Three air launch concepts for suborbital vehicle systems could gain European Union funding, as a similar project ending this October proposes a costed Airbus A330-200 freighter launch platform demonstration.
The three concepts for the proposed €11 million ($15.2 million) FAST20XX project are the two-stage Spaceliner from German aerospace centre DLR, a single-stage design by the UK company Gas Dynamics and another German proposal involving a manned version of the DLR's automatic glide and landing Phoenix test vehicle - to be launched from an Antonov's rear cargo door. The FAST20XX project proposal is awaiting approval for the EU's Seventh Framework programme.

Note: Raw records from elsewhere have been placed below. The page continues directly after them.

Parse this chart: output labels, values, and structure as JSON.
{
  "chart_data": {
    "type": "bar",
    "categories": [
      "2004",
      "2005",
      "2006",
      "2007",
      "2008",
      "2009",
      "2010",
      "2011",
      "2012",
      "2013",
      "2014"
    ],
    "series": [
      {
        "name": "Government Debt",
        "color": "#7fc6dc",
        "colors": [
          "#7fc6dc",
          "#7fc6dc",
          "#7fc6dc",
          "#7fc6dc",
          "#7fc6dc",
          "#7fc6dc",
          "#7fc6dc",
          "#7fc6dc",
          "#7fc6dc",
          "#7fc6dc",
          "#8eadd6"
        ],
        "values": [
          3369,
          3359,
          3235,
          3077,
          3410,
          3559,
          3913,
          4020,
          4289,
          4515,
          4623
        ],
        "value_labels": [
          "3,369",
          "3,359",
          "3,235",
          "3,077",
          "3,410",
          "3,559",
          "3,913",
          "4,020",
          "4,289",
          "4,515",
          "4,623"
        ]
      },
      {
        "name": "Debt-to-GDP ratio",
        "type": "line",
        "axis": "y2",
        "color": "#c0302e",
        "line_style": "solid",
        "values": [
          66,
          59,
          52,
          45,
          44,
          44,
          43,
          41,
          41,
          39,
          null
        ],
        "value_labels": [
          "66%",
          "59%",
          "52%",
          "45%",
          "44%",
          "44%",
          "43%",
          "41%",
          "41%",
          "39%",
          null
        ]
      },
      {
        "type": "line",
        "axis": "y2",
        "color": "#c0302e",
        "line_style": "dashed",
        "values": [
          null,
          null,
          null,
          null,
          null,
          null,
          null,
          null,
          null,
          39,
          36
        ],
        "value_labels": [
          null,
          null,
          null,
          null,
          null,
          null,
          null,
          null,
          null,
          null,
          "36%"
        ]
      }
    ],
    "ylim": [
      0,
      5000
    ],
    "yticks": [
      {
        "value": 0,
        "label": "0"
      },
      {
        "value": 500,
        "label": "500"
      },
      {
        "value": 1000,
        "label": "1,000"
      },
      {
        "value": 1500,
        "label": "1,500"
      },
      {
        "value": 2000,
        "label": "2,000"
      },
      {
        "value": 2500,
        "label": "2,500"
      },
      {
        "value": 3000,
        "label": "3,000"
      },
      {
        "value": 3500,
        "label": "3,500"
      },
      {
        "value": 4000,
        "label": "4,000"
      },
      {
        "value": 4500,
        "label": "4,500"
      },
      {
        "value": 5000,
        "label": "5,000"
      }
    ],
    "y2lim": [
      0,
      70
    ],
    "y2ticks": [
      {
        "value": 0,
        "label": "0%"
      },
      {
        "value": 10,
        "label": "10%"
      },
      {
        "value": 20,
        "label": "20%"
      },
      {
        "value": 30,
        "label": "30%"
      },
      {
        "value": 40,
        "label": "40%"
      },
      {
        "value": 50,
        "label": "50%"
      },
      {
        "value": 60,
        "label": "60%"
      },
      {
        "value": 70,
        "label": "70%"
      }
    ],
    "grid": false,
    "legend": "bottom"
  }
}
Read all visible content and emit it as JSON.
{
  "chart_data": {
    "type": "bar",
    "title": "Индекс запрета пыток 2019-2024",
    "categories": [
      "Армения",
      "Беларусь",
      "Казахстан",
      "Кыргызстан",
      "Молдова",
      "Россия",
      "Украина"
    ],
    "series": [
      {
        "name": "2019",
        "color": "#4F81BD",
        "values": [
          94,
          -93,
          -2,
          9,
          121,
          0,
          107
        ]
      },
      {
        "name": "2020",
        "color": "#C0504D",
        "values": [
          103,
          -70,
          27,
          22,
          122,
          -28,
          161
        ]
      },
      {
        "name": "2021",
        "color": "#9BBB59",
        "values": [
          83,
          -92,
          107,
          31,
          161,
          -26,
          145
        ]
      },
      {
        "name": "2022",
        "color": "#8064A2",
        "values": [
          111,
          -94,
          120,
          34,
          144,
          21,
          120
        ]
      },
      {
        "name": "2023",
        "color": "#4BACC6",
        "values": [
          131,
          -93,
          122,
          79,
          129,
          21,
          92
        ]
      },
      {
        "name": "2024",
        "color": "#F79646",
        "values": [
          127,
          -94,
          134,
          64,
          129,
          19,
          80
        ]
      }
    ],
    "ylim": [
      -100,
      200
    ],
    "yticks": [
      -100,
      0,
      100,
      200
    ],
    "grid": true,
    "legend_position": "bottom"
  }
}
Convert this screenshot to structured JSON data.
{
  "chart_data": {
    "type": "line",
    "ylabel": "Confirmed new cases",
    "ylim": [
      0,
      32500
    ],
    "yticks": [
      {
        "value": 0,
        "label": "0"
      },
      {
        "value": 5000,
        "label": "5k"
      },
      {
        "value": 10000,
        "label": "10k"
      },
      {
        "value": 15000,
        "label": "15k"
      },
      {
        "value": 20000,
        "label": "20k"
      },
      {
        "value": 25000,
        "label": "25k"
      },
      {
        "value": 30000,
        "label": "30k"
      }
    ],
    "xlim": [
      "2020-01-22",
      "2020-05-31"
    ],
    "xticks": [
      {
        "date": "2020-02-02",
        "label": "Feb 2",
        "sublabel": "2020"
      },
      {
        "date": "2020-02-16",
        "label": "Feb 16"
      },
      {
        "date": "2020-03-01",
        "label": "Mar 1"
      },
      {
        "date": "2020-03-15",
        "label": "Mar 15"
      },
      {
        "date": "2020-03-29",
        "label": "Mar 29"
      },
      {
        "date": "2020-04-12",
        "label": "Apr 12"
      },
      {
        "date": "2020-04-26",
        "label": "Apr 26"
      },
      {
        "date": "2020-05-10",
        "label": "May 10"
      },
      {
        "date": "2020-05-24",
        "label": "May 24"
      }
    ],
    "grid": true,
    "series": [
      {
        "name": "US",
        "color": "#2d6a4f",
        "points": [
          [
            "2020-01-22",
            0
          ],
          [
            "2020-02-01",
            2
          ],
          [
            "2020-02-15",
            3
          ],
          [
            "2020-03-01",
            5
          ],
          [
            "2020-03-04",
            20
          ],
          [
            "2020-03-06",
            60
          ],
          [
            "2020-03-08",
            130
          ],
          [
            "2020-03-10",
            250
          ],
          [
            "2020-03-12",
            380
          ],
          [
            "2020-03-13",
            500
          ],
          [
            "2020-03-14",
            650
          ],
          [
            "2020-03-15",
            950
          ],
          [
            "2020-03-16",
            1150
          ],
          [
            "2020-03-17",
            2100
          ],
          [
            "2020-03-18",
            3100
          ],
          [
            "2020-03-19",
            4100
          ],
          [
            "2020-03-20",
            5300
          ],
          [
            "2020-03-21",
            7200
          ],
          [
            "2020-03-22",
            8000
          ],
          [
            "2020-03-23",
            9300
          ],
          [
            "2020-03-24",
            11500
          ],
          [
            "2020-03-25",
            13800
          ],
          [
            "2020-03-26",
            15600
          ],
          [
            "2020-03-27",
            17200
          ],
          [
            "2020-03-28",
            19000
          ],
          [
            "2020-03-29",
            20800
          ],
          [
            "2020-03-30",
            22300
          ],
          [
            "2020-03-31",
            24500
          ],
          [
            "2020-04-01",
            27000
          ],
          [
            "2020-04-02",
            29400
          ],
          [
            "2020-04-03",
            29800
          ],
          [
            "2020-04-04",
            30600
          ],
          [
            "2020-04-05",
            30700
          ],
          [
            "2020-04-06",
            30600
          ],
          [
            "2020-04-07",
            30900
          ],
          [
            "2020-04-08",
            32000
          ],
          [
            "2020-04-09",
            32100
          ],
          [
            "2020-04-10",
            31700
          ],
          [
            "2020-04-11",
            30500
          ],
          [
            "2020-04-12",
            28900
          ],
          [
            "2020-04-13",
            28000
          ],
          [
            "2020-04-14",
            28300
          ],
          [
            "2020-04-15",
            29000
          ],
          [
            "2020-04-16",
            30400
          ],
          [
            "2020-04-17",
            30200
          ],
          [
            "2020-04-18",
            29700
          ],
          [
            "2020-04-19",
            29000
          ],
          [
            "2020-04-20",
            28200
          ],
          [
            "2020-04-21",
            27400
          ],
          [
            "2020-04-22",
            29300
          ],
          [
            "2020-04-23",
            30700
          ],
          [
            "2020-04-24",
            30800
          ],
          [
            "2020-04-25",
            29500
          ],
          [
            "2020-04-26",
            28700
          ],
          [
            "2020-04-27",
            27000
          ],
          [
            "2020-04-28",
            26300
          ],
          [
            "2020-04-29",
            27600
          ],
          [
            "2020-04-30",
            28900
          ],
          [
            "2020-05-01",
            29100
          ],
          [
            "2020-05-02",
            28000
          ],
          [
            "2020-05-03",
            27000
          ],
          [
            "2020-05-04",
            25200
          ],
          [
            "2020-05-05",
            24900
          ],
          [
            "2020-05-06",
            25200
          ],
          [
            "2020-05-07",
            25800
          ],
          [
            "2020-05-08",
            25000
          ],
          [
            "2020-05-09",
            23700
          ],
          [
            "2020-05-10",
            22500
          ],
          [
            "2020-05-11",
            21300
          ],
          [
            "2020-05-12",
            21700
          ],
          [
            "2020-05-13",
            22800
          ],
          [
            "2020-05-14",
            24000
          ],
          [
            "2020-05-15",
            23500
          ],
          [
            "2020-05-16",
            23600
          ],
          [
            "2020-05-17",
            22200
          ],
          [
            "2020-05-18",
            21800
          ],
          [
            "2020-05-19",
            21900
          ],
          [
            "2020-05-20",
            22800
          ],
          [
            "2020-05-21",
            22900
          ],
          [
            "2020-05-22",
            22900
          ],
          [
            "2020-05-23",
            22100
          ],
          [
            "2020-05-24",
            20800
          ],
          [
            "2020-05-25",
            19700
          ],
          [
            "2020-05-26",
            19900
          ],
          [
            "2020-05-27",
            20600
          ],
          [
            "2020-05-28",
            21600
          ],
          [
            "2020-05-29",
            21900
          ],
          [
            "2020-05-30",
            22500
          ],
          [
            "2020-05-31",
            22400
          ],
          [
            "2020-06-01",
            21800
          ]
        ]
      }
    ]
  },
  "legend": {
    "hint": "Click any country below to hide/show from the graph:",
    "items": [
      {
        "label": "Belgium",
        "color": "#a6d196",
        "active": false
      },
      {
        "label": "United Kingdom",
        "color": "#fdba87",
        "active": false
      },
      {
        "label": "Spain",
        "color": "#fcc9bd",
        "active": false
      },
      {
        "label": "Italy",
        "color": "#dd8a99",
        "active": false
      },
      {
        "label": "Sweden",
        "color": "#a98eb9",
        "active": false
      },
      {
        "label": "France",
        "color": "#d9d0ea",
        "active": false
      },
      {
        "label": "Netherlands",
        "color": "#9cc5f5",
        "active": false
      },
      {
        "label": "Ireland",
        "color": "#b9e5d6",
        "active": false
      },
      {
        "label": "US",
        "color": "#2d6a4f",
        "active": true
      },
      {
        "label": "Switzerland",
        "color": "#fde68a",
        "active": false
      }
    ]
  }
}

"The modified Phoenix would use a hybrid rocket and carry four passengers and one pilot. A larger version could carry five or six passengers, but we could only fit three of those in the Antonov, instead of four," says FAST20XX participant Harry Idrim, a partner in the Berlin-based consultancy, Aerospace Institute.
With its final report submission in October the 12-month, €127,000 "Future high altitude flight - an attractive commercial niche?" (Flacon) project, managed by the European Space Agency, will give a rough cost estimate for a flight demonstration involving an A330-200F.
That demonstration is for the 14.2m (46.5ft)-long, 20,000kg (44,000lb) mass EADS Astrium proposed Bremen Engineering Operations Science suborbital vehicle being deployed from the top of an A330-200F at 32,700ft at a speed of 521kt (964km/h).
"A demonstration is possible and affordable," says ESA's Flacon co-ordinator Wilhelm Kordulla.